Process and stages of RES
We present a full example of an RES in supplementary material, a snapshot is shown in Figure 1.
The key elements of the completed RES are shown in Box 1.
BOX 1: Structure of RES
- A headline summary of the certainty and relevance of available evidence
- A bulleted summary for each question addressed
- A description of the innovation
- A set of key questions
- A summary of the search process
- Detailed answers to each question addressed in terms of available evidence and its certainty and relevance.
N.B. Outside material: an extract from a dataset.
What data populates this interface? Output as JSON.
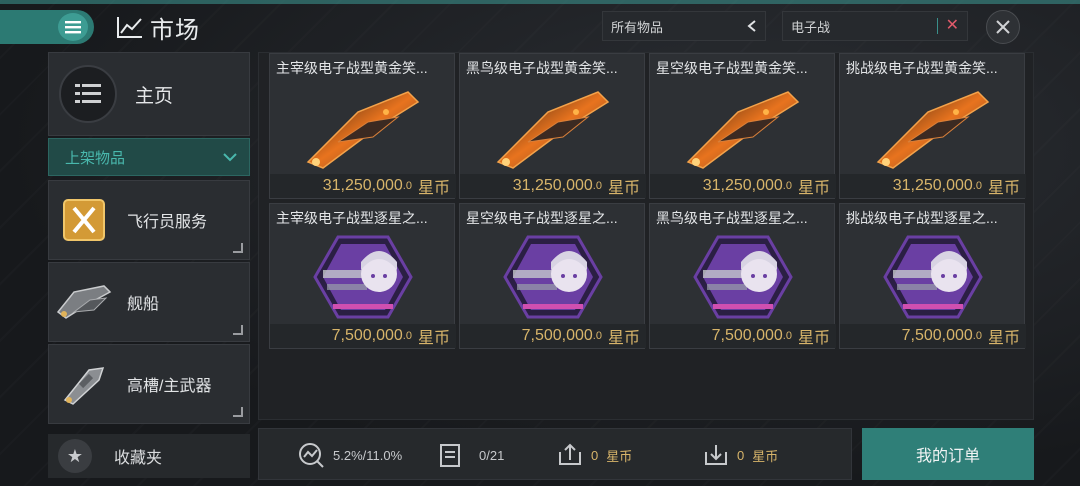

- Bibliography of sources used to answer the questions
Timeframe and personnel
The RES is designed to produce a “good-enough” answer to contribute to decision-making in a short time-frame, rather than a perfect answer. The methods described are implemented using a median of up to two days of time for an experienced researcher with a background in evidence synthesis. More complex innovations may entail more resource for RES production. More details are provided in the framework (see supplementary information).(11)
Describing the innovation
The first stage is to briefly describe the innovation in terms of its nature and purpose (Box 2). This establishes the type of innovation (e.g. intervention/test/service delivery mechanism); the population or system that is targeted and the outcomes which should be considered. A comparator will usually also be identified through this process. This stage involves assessing and clarification of the information supplied by the sponsor.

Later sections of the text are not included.